While the oil industry benefited from tax breaks, offshore workers find little reason to join the revelry. As oil prices plunged at its lowest in the last 5 years, the supply continued to increase, while the demand continued to drop. This led to consumer benefits, but major losses in the energy industries. Despite the tax breaks, job cuts are still foreseen to continue, which means oil and gas workers are at risk of losing their jobs.
The North Sea has greatly suffered from plunging oil prices and hundreds of job cuts have already been announced. In fact, it was feared that investments would also drop, causing oil fields to be decommissioned faster than anyone predicted.

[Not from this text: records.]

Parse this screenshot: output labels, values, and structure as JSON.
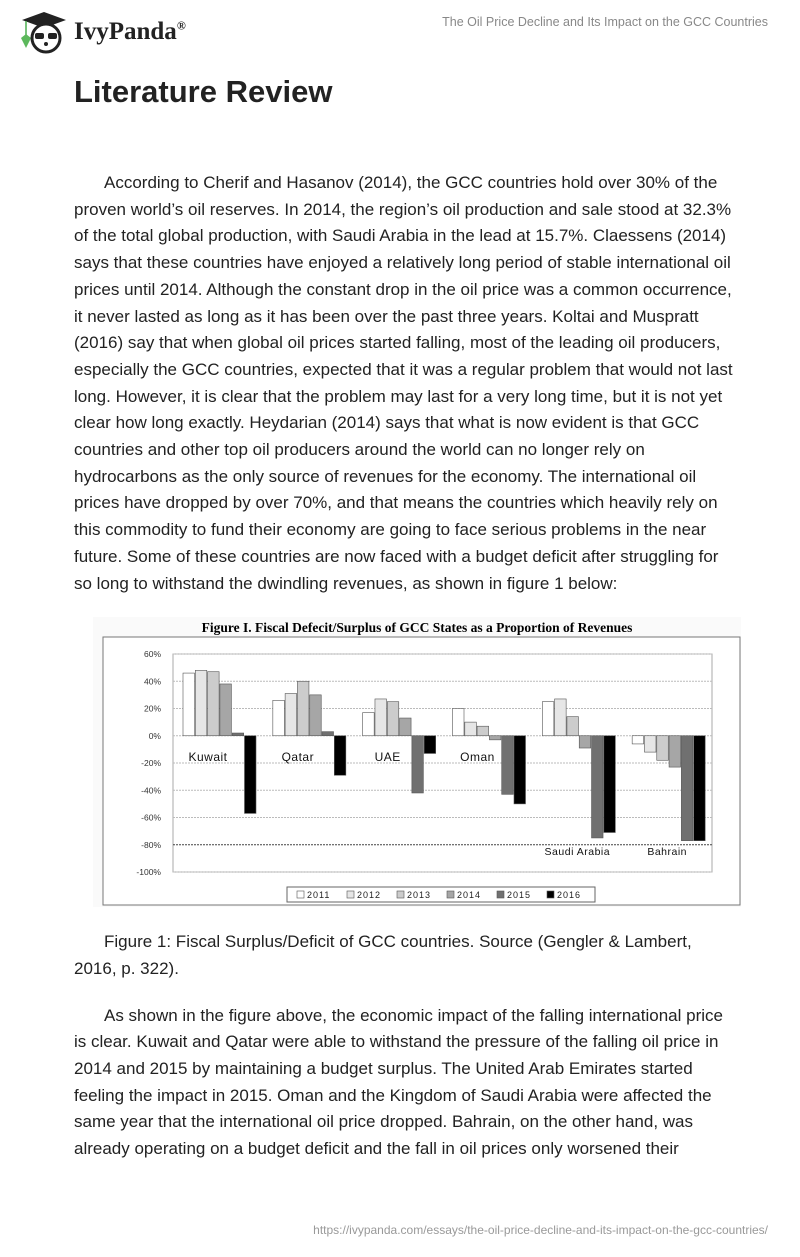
{
  "header": {
    "brand": "IvyPanda",
    "registered": "®",
    "doc_title": "The Oil Price Decline and Its Impact on the GCC Countries"
  },
  "page": {
    "heading": "Literature Review",
    "paragraph1": "According to Cherif and Hasanov (2014), the GCC countries hold over 30% of the proven world’s oil reserves. In 2014, the region’s oil production and sale stood at 32.3% of the total global production, with Saudi Arabia in the lead at 15.7%. Claessens (2014) says that these countries have enjoyed a relatively long period of stable international oil prices until 2014. Although the constant drop in the oil price was a common occurrence, it never lasted as long as it has been over the past three years. Koltai and Muspratt (2016) say that when global oil prices started falling, most of the leading oil producers, especially the GCC countries, expected that it was a regular problem that would not last long. However, it is clear that the problem may last for a very long time, but it is not yet clear how long exactly. Heydarian (2014) says that what is now evident is that GCC countries and other top oil producers around the world can no longer rely on hydrocarbons as the only source of revenues for the economy. The international oil prices have dropped by over 70%, and that means the countries which heavily rely on this commodity to fund their economy are going to face serious problems in the near future. Some of these countries are now faced with a budget deficit after struggling for so long to withstand the dwindling revenues, as shown in figure 1 below:",
    "caption": "Figure 1: Fiscal Surplus/Deficit of GCC countries. Source (Gengler & Lambert, 2016, p. 322).",
    "paragraph2": "As shown in the figure above, the economic impact of the falling international price is clear. Kuwait and Qatar were able to withstand the pressure of the falling oil price in 2014 and 2015 by maintaining a budget surplus. The United Arab Emirates started feeling the impact in 2015. Oman and the Kingdom of Saudi Arabia were affected the same year that the international oil price dropped. Bahrain, on the other hand, was already operating on a budget deficit and the fall in oil prices only worsened their"
  },
  "footer": {
    "url": "https://ivypanda.com/essays/the-oil-price-decline-and-its-impact-on-the-gcc-countries/"
  },
  "chart_data": {
    "type": "bar",
    "title": "Figure I. Fiscal Defecit/Surplus of GCC States as a Proportion of Revenues",
    "categories": [
      "Kuwait",
      "Qatar",
      "UAE",
      "Oman",
      "Saudi Arabia",
      "Bahrain"
    ],
    "yticks": [
      "60%",
      "40%",
      "20%",
      "0%",
      "-20%",
      "-40%",
      "-60%",
      "-80%",
      "-100%"
    ],
    "ylim": [
      -100,
      60
    ],
    "grid": true,
    "legend_position": "bottom",
    "series": [
      {
        "name": "2011",
        "color": "#ffffff",
        "values": [
          46,
          26,
          17,
          20,
          25,
          -6
        ]
      },
      {
        "name": "2012",
        "color": "#e6e6e6",
        "values": [
          48,
          31,
          27,
          10,
          27,
          -12
        ]
      },
      {
        "name": "2013",
        "color": "#cccccc",
        "values": [
          47,
          40,
          25,
          7,
          14,
          -18
        ]
      },
      {
        "name": "2014",
        "color": "#a6a6a6",
        "values": [
          38,
          30,
          13,
          -3,
          -9,
          -23
        ]
      },
      {
        "name": "2015",
        "color": "#707070",
        "values": [
          2,
          3,
          -42,
          -43,
          -75,
          -77
        ]
      },
      {
        "name": "2016",
        "color": "#000000",
        "values": [
          -57,
          -29,
          -13,
          -50,
          -71,
          -77
        ]
      }
    ]
  }
}
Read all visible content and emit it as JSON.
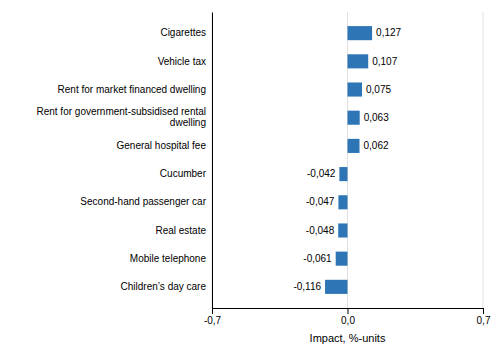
{
  "chart_data": {
    "type": "bar",
    "orientation": "horizontal",
    "categories": [
      "Children’s day care",
      "Mobile telephone",
      "Real estate",
      "Second-hand passenger car",
      "Cucumber",
      "General hospital fee",
      "Rent for government-subsidised rental\ndwelling",
      "Rent for market financed dwelling",
      "Vehicle tax",
      "Cigarettes"
    ],
    "values": [
      -0.116,
      -0.061,
      -0.048,
      -0.047,
      -0.042,
      0.062,
      0.063,
      0.075,
      0.107,
      0.127
    ],
    "value_labels": [
      "-0,116",
      "-0,061",
      "-0,048",
      "-0,047",
      "-0,042",
      "0,062",
      "0,063",
      "0,075",
      "0,107",
      "0,127"
    ],
    "data_labels": true,
    "color": "#2e75b6",
    "xlabel": "Impact, %-units",
    "xlim": [
      -0.7,
      0.7
    ],
    "xticks": [
      {
        "value": -0.7,
        "label": "-0,7"
      },
      {
        "value": 0.0,
        "label": "0,0"
      },
      {
        "value": 0.7,
        "label": "0,7"
      }
    ],
    "grid": true
  }
}
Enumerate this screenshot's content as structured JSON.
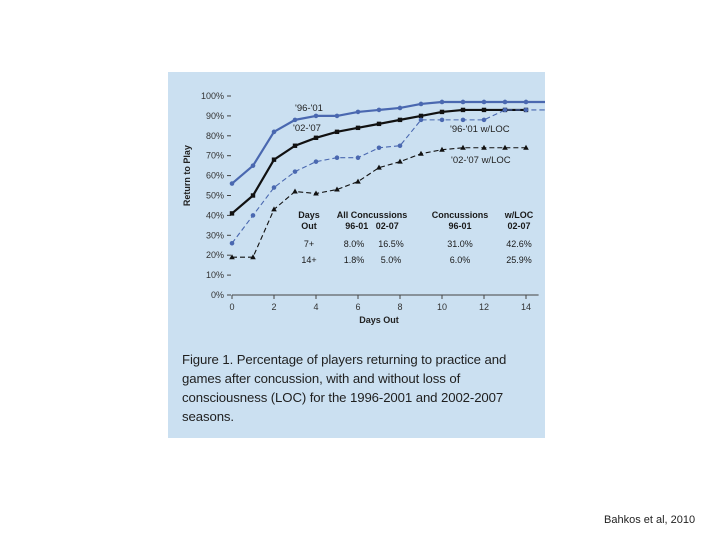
{
  "chart_data": {
    "type": "line",
    "xlabel": "Days Out",
    "ylabel": "Return to Play",
    "xlim": [
      0,
      15
    ],
    "ylim": [
      0,
      100
    ],
    "x_ticks": [
      0,
      2,
      4,
      6,
      8,
      10,
      12,
      14
    ],
    "y_ticks": [
      "0%",
      "10%",
      "20%",
      "30%",
      "40%",
      "50%",
      "60%",
      "70%",
      "80%",
      "90%",
      "100%"
    ],
    "series": [
      {
        "name": "'96-'01",
        "color": "#4a68b0",
        "style": "solid",
        "marker": "circle",
        "x": [
          0,
          1,
          2,
          3,
          4,
          5,
          6,
          7,
          8,
          9,
          10,
          11,
          12,
          13,
          14,
          15
        ],
        "values": [
          56,
          65,
          82,
          88,
          90,
          90,
          92,
          93,
          94,
          96,
          97,
          97,
          97,
          97,
          97,
          97
        ]
      },
      {
        "name": "'02-'07",
        "color": "#111111",
        "style": "solid",
        "marker": "square",
        "x": [
          0,
          1,
          2,
          3,
          4,
          5,
          6,
          7,
          8,
          9,
          10,
          11,
          12,
          13,
          14
        ],
        "values": [
          41,
          50,
          68,
          75,
          79,
          82,
          84,
          86,
          88,
          90,
          92,
          93,
          93,
          93,
          93
        ]
      },
      {
        "name": "'96-'01 w/LOC",
        "color": "#4a68b0",
        "style": "dashed",
        "marker": "circle",
        "x": [
          0,
          1,
          2,
          3,
          4,
          5,
          6,
          7,
          8,
          9,
          10,
          11,
          12,
          13,
          14,
          15
        ],
        "values": [
          26,
          40,
          54,
          62,
          67,
          69,
          69,
          74,
          75,
          88,
          88,
          88,
          88,
          93,
          93,
          93
        ]
      },
      {
        "name": "'02-'07 w/LOC",
        "color": "#111111",
        "style": "dashed",
        "marker": "triangle",
        "x": [
          0,
          1,
          2,
          3,
          4,
          5,
          6,
          7,
          8,
          9,
          10,
          11,
          12,
          13,
          14
        ],
        "values": [
          19,
          19,
          43,
          52,
          51,
          53,
          57,
          64,
          67,
          71,
          73,
          74,
          74,
          74,
          74
        ]
      }
    ],
    "inset_table": {
      "headers": {
        "days": [
          "Days",
          "Out"
        ],
        "all": [
          "All Concussions",
          "96-01   02-07"
        ],
        "conc": [
          "Concussions",
          "96-01"
        ],
        "loc": [
          "w/LOC",
          "02-07"
        ]
      },
      "rows": [
        {
          "days": "7+",
          "a1": "8.0%",
          "a2": "16.5%",
          "c1": "31.0%",
          "l1": "42.6%"
        },
        {
          "days": "14+",
          "a1": "1.8%",
          "a2": "5.0%",
          "c1": "6.0%",
          "l1": "25.9%"
        }
      ]
    }
  },
  "caption": {
    "text": "Figure 1. Percentage of players returning to practice and games after concussion, with and without loss of consciousness (LOC) for the 1996-2001 and 2002-2007 seasons."
  },
  "citation": "Bahkos et al, 2010",
  "colors": {
    "panel_bg": "#cbe0f1",
    "blue_series": "#4a68b0",
    "black_series": "#111111"
  }
}
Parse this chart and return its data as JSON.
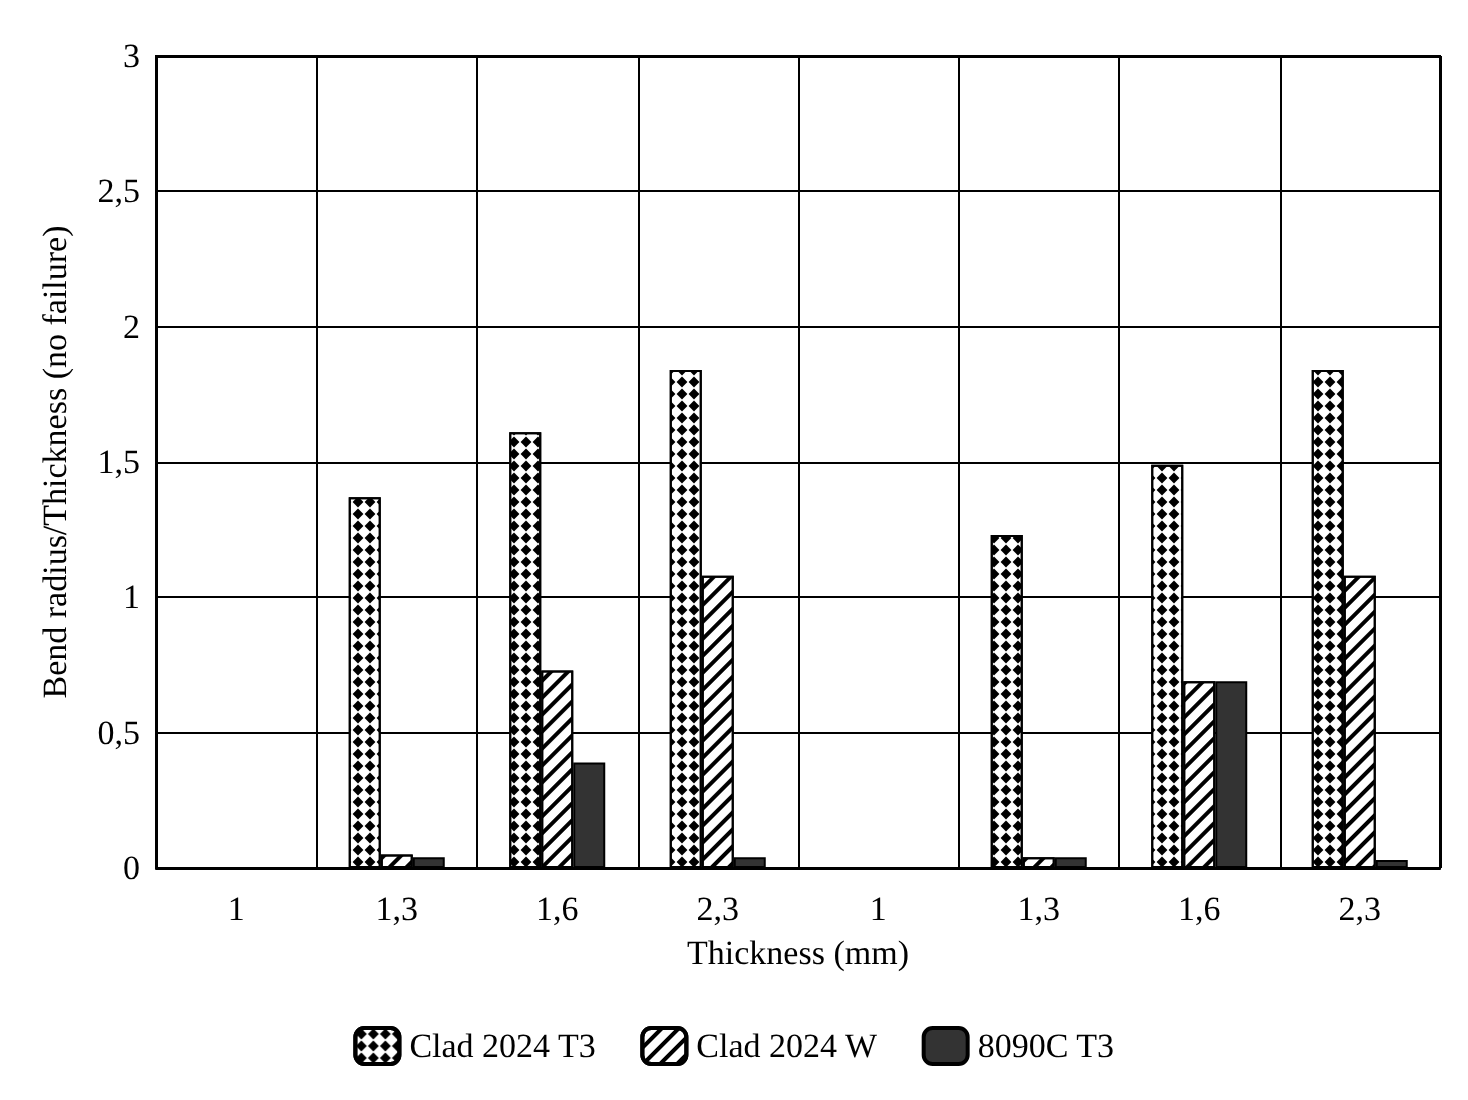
{
  "chart_data": {
    "type": "bar",
    "xlabel": "Thickness (mm)",
    "ylabel": "Bend radius/Thickness (no failure)",
    "categories": [
      "1",
      "1,3",
      "1,6",
      "2,3",
      "1",
      "1,3",
      "1,6",
      "2,3"
    ],
    "series": [
      {
        "name": "Clad 2024 T3",
        "color": "#ffffff",
        "values": [
          null,
          1.37,
          1.61,
          1.84,
          null,
          1.23,
          1.49,
          1.84
        ]
      },
      {
        "name": "Clad 2024 W",
        "color": "#ffffff",
        "values": [
          null,
          0.05,
          0.73,
          1.08,
          null,
          0.04,
          0.69,
          1.08
        ]
      },
      {
        "name": "8090C T3",
        "color": "#333333",
        "values": [
          null,
          0.04,
          0.39,
          0.04,
          null,
          0.04,
          0.69,
          0.03
        ]
      }
    ],
    "ylim": [
      0,
      3
    ],
    "yticks": [
      0,
      {
        "value": 0.5,
        "label": "0,5"
      },
      1,
      {
        "value": 1.5,
        "label": "1,5"
      },
      2,
      {
        "value": 2.5,
        "label": "2,5"
      },
      3
    ],
    "grid": true,
    "legend": "bottom"
  }
}
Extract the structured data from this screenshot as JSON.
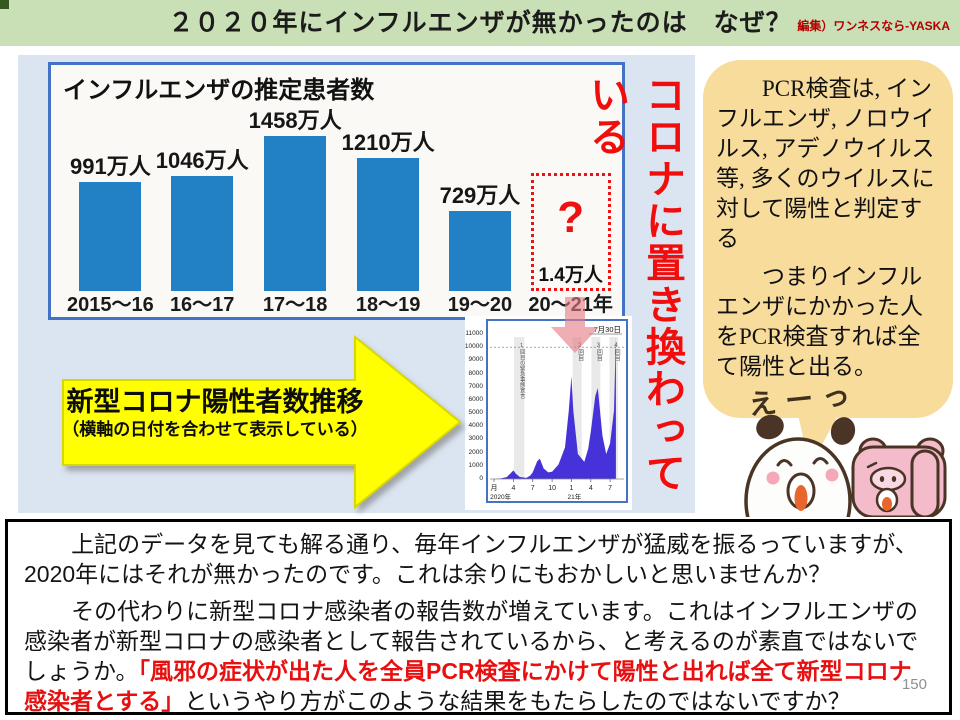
{
  "header": {
    "title": "２０２０年にインフルエンザが無かったのは　なぜ？",
    "credit": "編集）ワンネスなら-YASKA"
  },
  "chart_data": [
    {
      "type": "bar",
      "title": "インフルエンザの推定患者数",
      "categories": [
        "2015〜16",
        "16〜17",
        "17〜18",
        "18〜19",
        "19〜20",
        "20〜21年"
      ],
      "values": [
        991,
        1046,
        1458,
        1210,
        729,
        1.4
      ],
      "value_labels": [
        "991万人",
        "1046万人",
        "1458万人",
        "1210万人",
        "729万人",
        "1.4万人"
      ],
      "unit": "万人",
      "ylim": [
        0,
        1500
      ],
      "bar_color": "#2181c4",
      "missing_last_bar": true,
      "missing_marker": "?"
    },
    {
      "type": "area",
      "title": "新型コロナ陽性者数推移",
      "y_unit": "人",
      "y_ticks": [
        "11000",
        "10000",
        "9000",
        "8000",
        "7000",
        "6000",
        "5000",
        "4000",
        "3000",
        "2000",
        "1000",
        "0"
      ],
      "ylim": [
        0,
        11000
      ],
      "x_ticks": [
        "月",
        "4",
        "7",
        "10",
        "1",
        "4",
        "7"
      ],
      "x_tick_months": [
        0,
        3,
        6,
        9,
        12,
        15,
        18
      ],
      "year_labels": [
        {
          "label": "2020年",
          "month": -0.6
        },
        {
          "label": "21年",
          "month": 11.4
        }
      ],
      "date_label": "7月30日",
      "dotted_line_value": 10000,
      "emergency_bands": [
        {
          "label": "1回目の緊急事態宣言",
          "start_month": 3.1,
          "end_month": 4.7
        },
        {
          "label": "2回目",
          "start_month": 12.2,
          "end_month": 13.6
        },
        {
          "label": "3回目",
          "start_month": 15.1,
          "end_month": 16.5
        },
        {
          "label": "4回目",
          "start_month": 17.9,
          "end_month": 19.2
        }
      ],
      "points": [
        [
          0,
          20
        ],
        [
          1,
          40
        ],
        [
          2,
          150
        ],
        [
          2.6,
          450
        ],
        [
          3,
          650
        ],
        [
          3.4,
          400
        ],
        [
          4,
          150
        ],
        [
          5,
          80
        ],
        [
          5.6,
          250
        ],
        [
          6,
          500
        ],
        [
          6.7,
          1350
        ],
        [
          7.1,
          1550
        ],
        [
          7.7,
          800
        ],
        [
          8.4,
          500
        ],
        [
          9,
          550
        ],
        [
          10,
          1100
        ],
        [
          11,
          2400
        ],
        [
          11.6,
          5200
        ],
        [
          12,
          7800
        ],
        [
          12.3,
          5200
        ],
        [
          13,
          1900
        ],
        [
          14,
          1300
        ],
        [
          14.6,
          2300
        ],
        [
          15,
          3600
        ],
        [
          15.7,
          6300
        ],
        [
          16.1,
          6900
        ],
        [
          16.8,
          3300
        ],
        [
          17.4,
          1900
        ],
        [
          18,
          2700
        ],
        [
          18.6,
          5200
        ],
        [
          18.9,
          10800
        ]
      ],
      "area_color": "#4632d9"
    }
  ],
  "callout": {
    "vertical_text": "コロナに置き換わっている"
  },
  "arrow_label": {
    "title": "新型コロナ陽性者数推移",
    "subtitle": "（横軸の日付を合わせて表示している）"
  },
  "bubble": {
    "para1": "　PCR検査は, インフルエンザ, ノロウイルス, アデノウイルス等, 多くのウイルスに対して陽性と判定する",
    "para2": "　つまりインフルエンザにかかった人をPCR検査すれば全て陽性と出る。"
  },
  "characters": {
    "exclamation": "えーっ"
  },
  "commentary": {
    "para1": "　上記のデータを見ても解る通り、毎年インフルエンザが猛威を振るっていますが、2020年にはそれが無かったのです。これは余りにもおかしいと思いませんか？",
    "para2_before": "　その代わりに新型コロナ感染者の報告数が増えています。これはインフルエンザの感染者が新型コロナの感染者として報告されているから、と考えるのが素直ではないでしょうか。",
    "para2_red": "「風邪の症状が出た人を全員PCR検査にかけて陽性と出れば全て新型コロナ感染者とする」",
    "para2_after": "というやり方がこのような結果をもたらしたのではないですか？"
  },
  "page_number": "150",
  "colors": {
    "header_green": "#c9dfb5",
    "corner_green": "#37591f",
    "panel_blue": "#dbe5f1",
    "border_blue": "#4472c4",
    "bar_blue": "#2181c4",
    "highlight_red": "#ee1111",
    "arrow_yellow": "#ffff00",
    "bubble_cream": "#f8dc9c",
    "covid_purple": "#4632d9",
    "pink_arrow": "#e57c84"
  }
}
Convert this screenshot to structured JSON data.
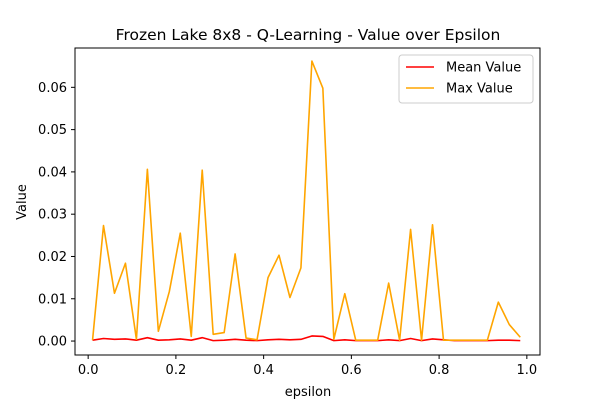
{
  "chart_data": {
    "type": "line",
    "title": "Frozen Lake 8x8 - Q-Learning - Value over Epsilon",
    "xlabel": "epsilon",
    "ylabel": "Value",
    "xlim": [
      -0.03,
      1.03
    ],
    "ylim": [
      -0.0033,
      0.0693
    ],
    "xticks": [
      0.0,
      0.2,
      0.4,
      0.6,
      0.8,
      1.0
    ],
    "xtick_labels": [
      "0.0",
      "0.2",
      "0.4",
      "0.6",
      "0.8",
      "1.0"
    ],
    "yticks": [
      0.0,
      0.01,
      0.02,
      0.03,
      0.04,
      0.05,
      0.06
    ],
    "ytick_labels": [
      "0.00",
      "0.01",
      "0.02",
      "0.03",
      "0.04",
      "0.05",
      "0.06"
    ],
    "grid": false,
    "legend_position": "top-right",
    "x": [
      0.01,
      0.035,
      0.06,
      0.085,
      0.11,
      0.135,
      0.16,
      0.185,
      0.21,
      0.235,
      0.26,
      0.285,
      0.31,
      0.335,
      0.36,
      0.385,
      0.41,
      0.435,
      0.46,
      0.485,
      0.51,
      0.535,
      0.56,
      0.585,
      0.61,
      0.635,
      0.66,
      0.685,
      0.71,
      0.735,
      0.76,
      0.785,
      0.81,
      0.835,
      0.86,
      0.885,
      0.91,
      0.935,
      0.96,
      0.985
    ],
    "series": [
      {
        "name": "Mean Value",
        "color": "#ff0000",
        "values": [
          0.0002,
          0.0006,
          0.0004,
          0.0005,
          0.0002,
          0.0008,
          0.0002,
          0.0003,
          0.0005,
          0.0002,
          0.0008,
          0.0001,
          0.0002,
          0.0004,
          0.0002,
          0.0001,
          0.0003,
          0.0004,
          0.0003,
          0.0004,
          0.0012,
          0.0011,
          0.0001,
          0.0003,
          0.0001,
          0.0001,
          0.0001,
          0.0003,
          0.0001,
          0.0006,
          0.0001,
          0.0005,
          0.0003,
          0.0001,
          0.0001,
          0.0001,
          0.0001,
          0.0002,
          0.0002,
          0.0001
        ]
      },
      {
        "name": "Max Value",
        "color": "#ffa500",
        "values": [
          0.0002,
          0.0273,
          0.0113,
          0.0184,
          0.0004,
          0.0406,
          0.0023,
          0.0117,
          0.0255,
          0.0011,
          0.0404,
          0.0016,
          0.002,
          0.0206,
          0.0007,
          0.0003,
          0.015,
          0.0203,
          0.0103,
          0.0173,
          0.0662,
          0.0598,
          0.0004,
          0.0112,
          0.0002,
          0.0002,
          0.0002,
          0.0137,
          0.0002,
          0.0264,
          0.0002,
          0.0275,
          0.0002,
          0.0002,
          0.0002,
          0.0002,
          0.0002,
          0.0092,
          0.0039,
          0.0009
        ]
      }
    ]
  }
}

According to some offshore workers in Aberdeen, they would have to work an extra week for the same pay. This coincided with what Jake Molloy, regional organizer at the RMT Union, and who represents over 5000 North Sea workers, said. “Rig workers are being asked to work more hours for the same pay across the industry. Mr Osborne put a bundle of cash in big oil shareholder’s pockets…it’s a pretty disappointing day for the guys at the sharp end.”
Industry executives have informed Molloy to “expect more pay cuts and redundancies”. The oil services company Wood Group has also announced its intent to cut jobs. Its owner, Sir Ian Wood, has forecast that, in the next 18 months, up to 10,000 jobs could be lost.
This may contradict consultancy EY’s report last year that nearly 10 percent of UK offshore oil and gas jobs will be lost over the next five years, but the fact remains that workers have plenty of reasons to worry about.
George Baxter, a 65 year old oil worker, said that if he were still starting out, he would not choose a career in oil. “Say I was a young 20-year-old, I’d be thinking of an alternative in the energy sector. I think it has got to be windfarms, things like that, or fracking.”
As oil prices affect global company, problems in oil and gas jobs are also happening to the rest of the world. Thousands of energy workers in the U.S. have already been laid off, and from jobs that paid healthy wages. Due to depressed oil and natural gas prices, workers in Wyoming have also become redundant.
The situation continues to threaten the livelihoods of people that have been enjoying a previously booming oil and gas industry. Businesses are also at risk of closing since people who lose their jobs would rather not spend their money, as much as possible.
While consumers celebrate in the drop of oil prices, and companies revel in the tax breaks, more oil and gas workers are now unemployed. When this happens, they also lose access to the health benefits and other incentives that companies provide.
As one laid-off employee said, consumers don’t realize what is really going on and fails to see the bigger picture.